En verdad, la verdadera
Sabia, la eterna Virgen, tuvo un solo pensamiento desde el alba de su día:
"Dirigir a Dios su corazón des de los albores de la vida y velar para el
Señor, orando ante el Altísimo", pidiendo perdón por la debilidad de su
corazón, como su humildad le sugería creer, sin saber que estaba anticipando
la solicitud de perdón para los pecadores que haría al pie de la Cruz junto con su Hijo
moribundo.
"Luego, cuando el gran
Señor lo quiera, Ella será colmada del Espíritu de inteligencia" y
entonces comprenderá su sublime misión. Por ahora no es más que una párvula
que, en la paz sagrada del Templo, anuda, "reanuda", cada vez de
forma más estrecha, sus coloquios, sus afectos, sus recuerdos, con Dios.
Esto es para
todos.
8Pero, para ti, pequeña María, ¿no
tiene ninguna cosa particular que decir tu Maestro? "Camina en mi
presencia, sé por tanto perfecta". Modifico ligeramente la sagrada frase y
te la doy por orden. Perfecta en el amor, perfecta en la generosidad, perfecta
en el sufrir.
Mira
una vez más a la Madre. Y
medita en eso que tantos ignoran, o
quieren ignorar, porque el dolor es materia demasiado ingrata para su
paladar y para su espíritu. El dolor. María lo tuvo desde las primeras horas de
la vida. Ser perfecta como Ella era era poseer también una perfecta sensibilidad.

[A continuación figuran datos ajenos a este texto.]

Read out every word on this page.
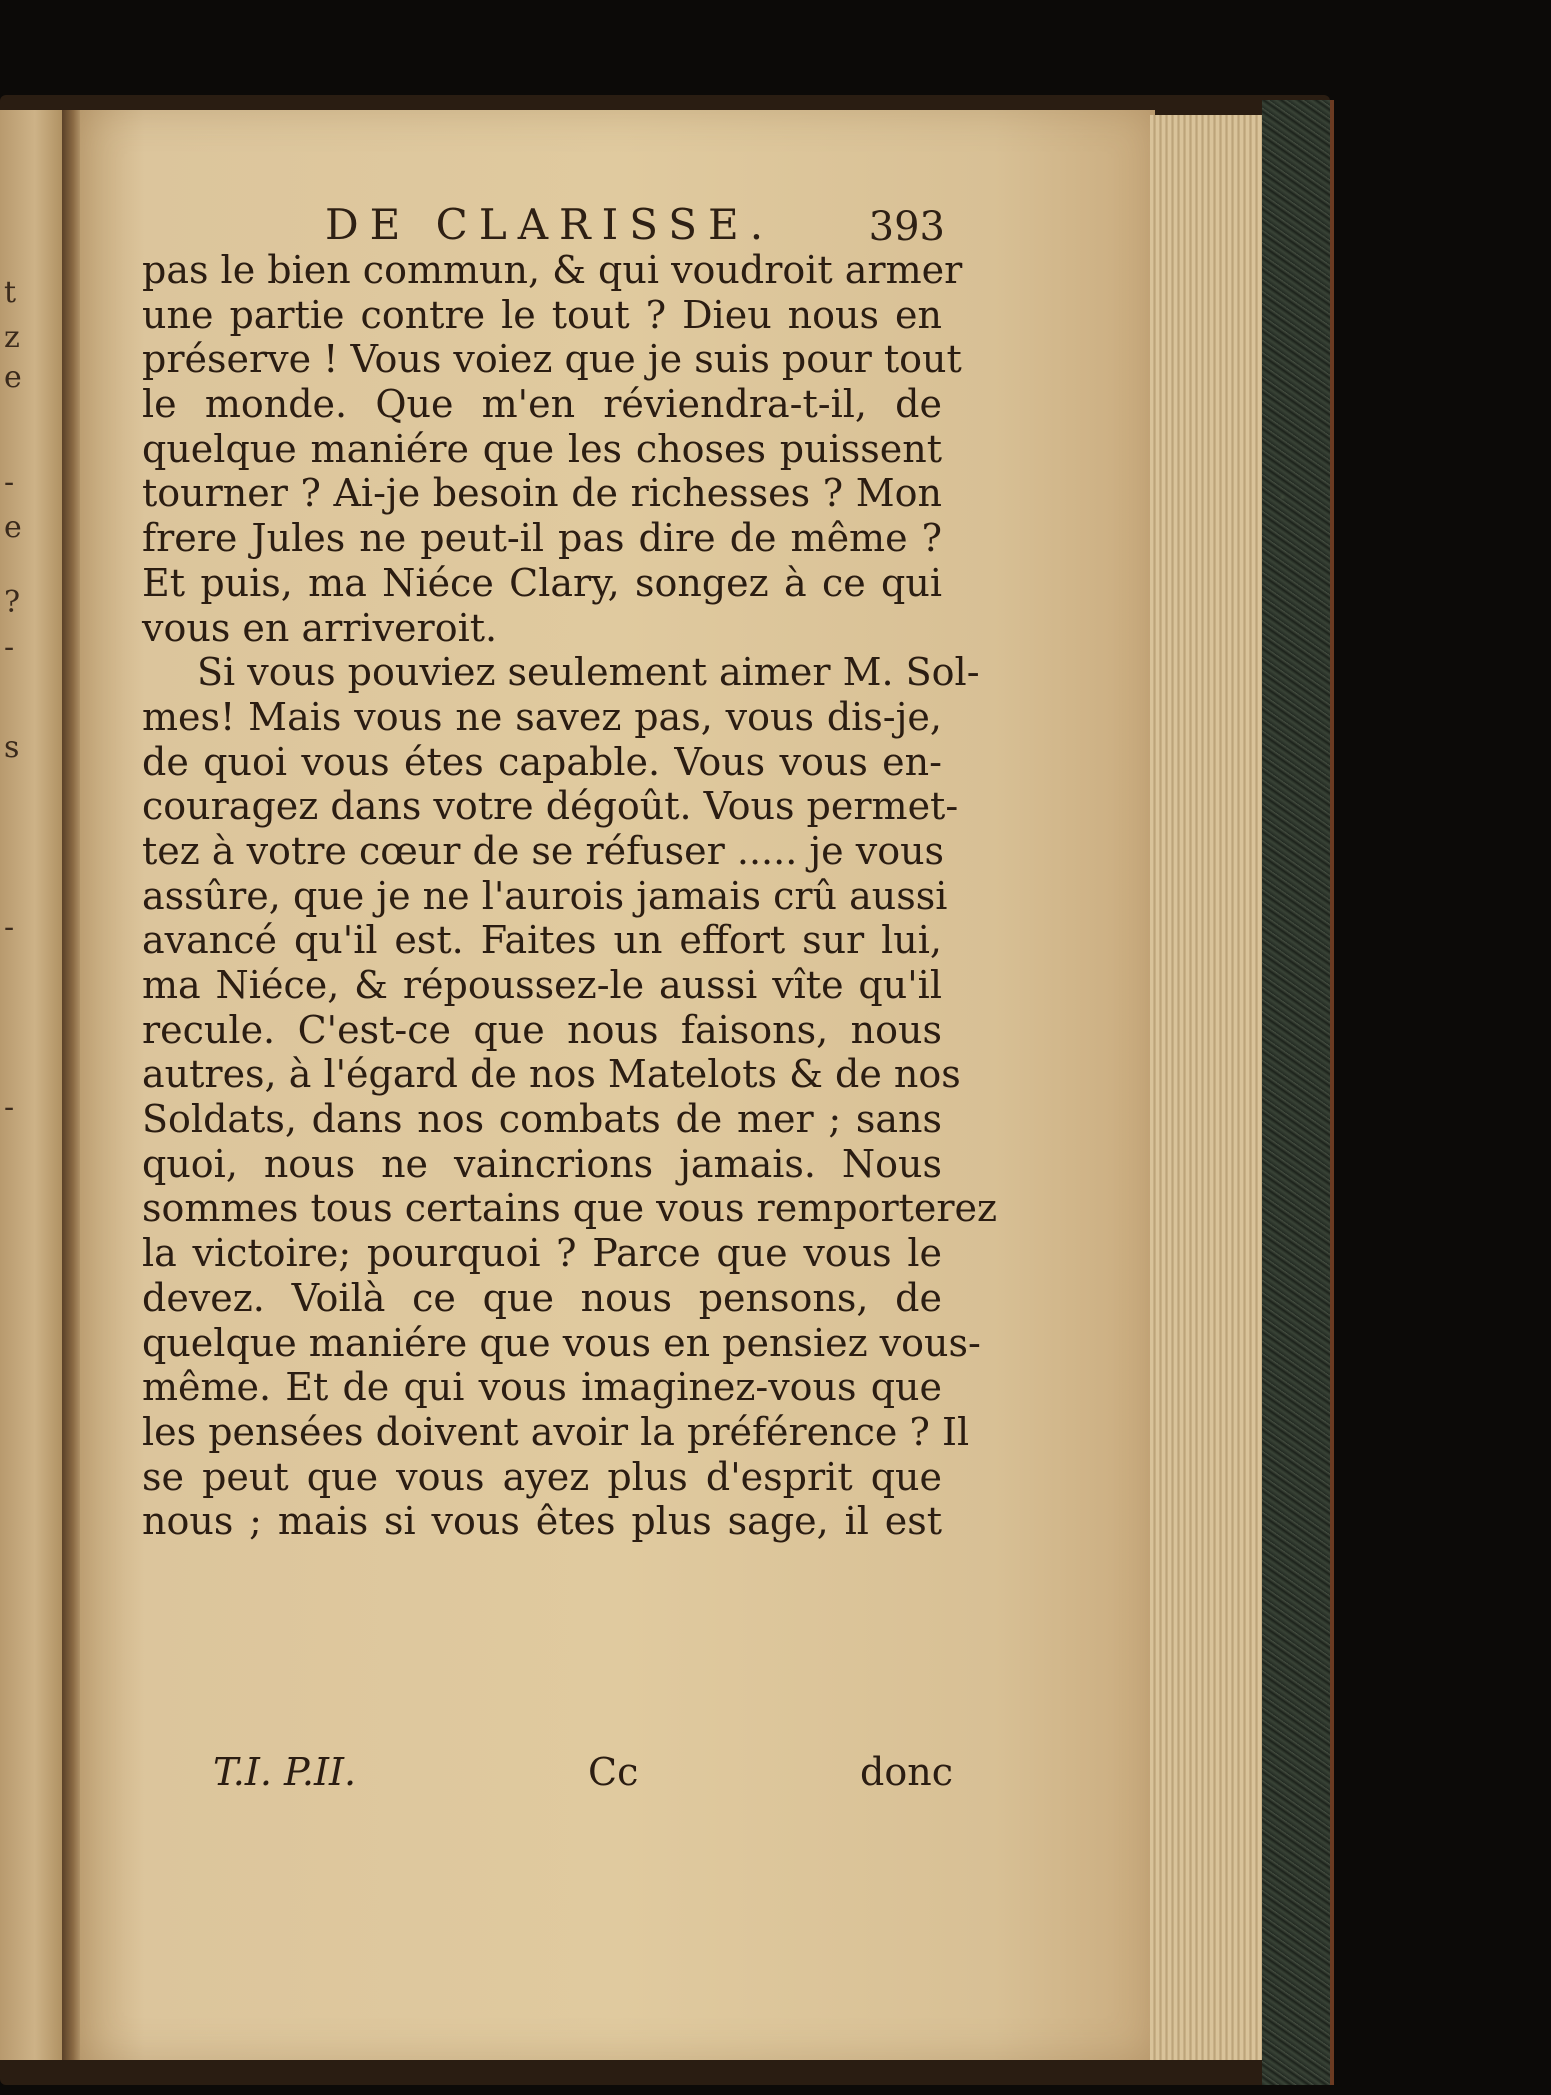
t
z
e
-
e
?
-
s
-
-
DE CLARISSE. 393
pas le bien commun, & qui voudroit armer
une partie contre le tout ? Dieu nous en
préserve ! Vous voiez que je suis pour tout
le monde. Que m'en réviendra-t-il, de
quelque maniére que les choses puissent
tourner ? Ai-je besoin de richesses ? Mon
frere Jules ne peut-il pas dire de même ?
Et puis, ma Niéce Clary, songez à ce qui
vous en arriveroit.
Si vous pouviez seulement aimer M. Sol-
mes! Mais vous ne savez pas, vous dis-je,
de quoi vous étes capable. Vous vous en-
couragez dans votre dégoût. Vous permet-
tez à votre cœur de se réfuser ..... je vous
assûre, que je ne l'aurois jamais crû aussi
avancé qu'il est. Faites un effort sur lui,
ma Niéce, & répoussez-le aussi vîte qu'il
recule. C'est-ce que nous faisons, nous
autres, à l'égard de nos Matelots & de nos
Soldats, dans nos combats de mer ; sans
quoi, nous ne vaincrions jamais. Nous
sommes tous certains que vous remporterez
la victoire; pourquoi ? Parce que vous le
devez. Voilà ce que nous pensons, de
quelque maniére que vous en pensiez vous-
même. Et de qui vous imaginez-vous que
les pensées doivent avoir la préférence ? Il
se peut que vous ayez plus d'esprit que
nous ; mais si vous êtes plus sage, il est
T.I. P.II.	Cc	donc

Por eso, el sacrificio debía serle más agudo; mas, por eso mismo, más
meritorio. Quien posee pureza posee amor, quien posee amor posee sabiduría,
quien posee sabiduría posee generosidad y heroísmo, porque sabe el porqué por que se sacrifica.
¡Arriba
tu espíritu, aunque la cruz te doble, te rompa, te mate! Dios está contigo».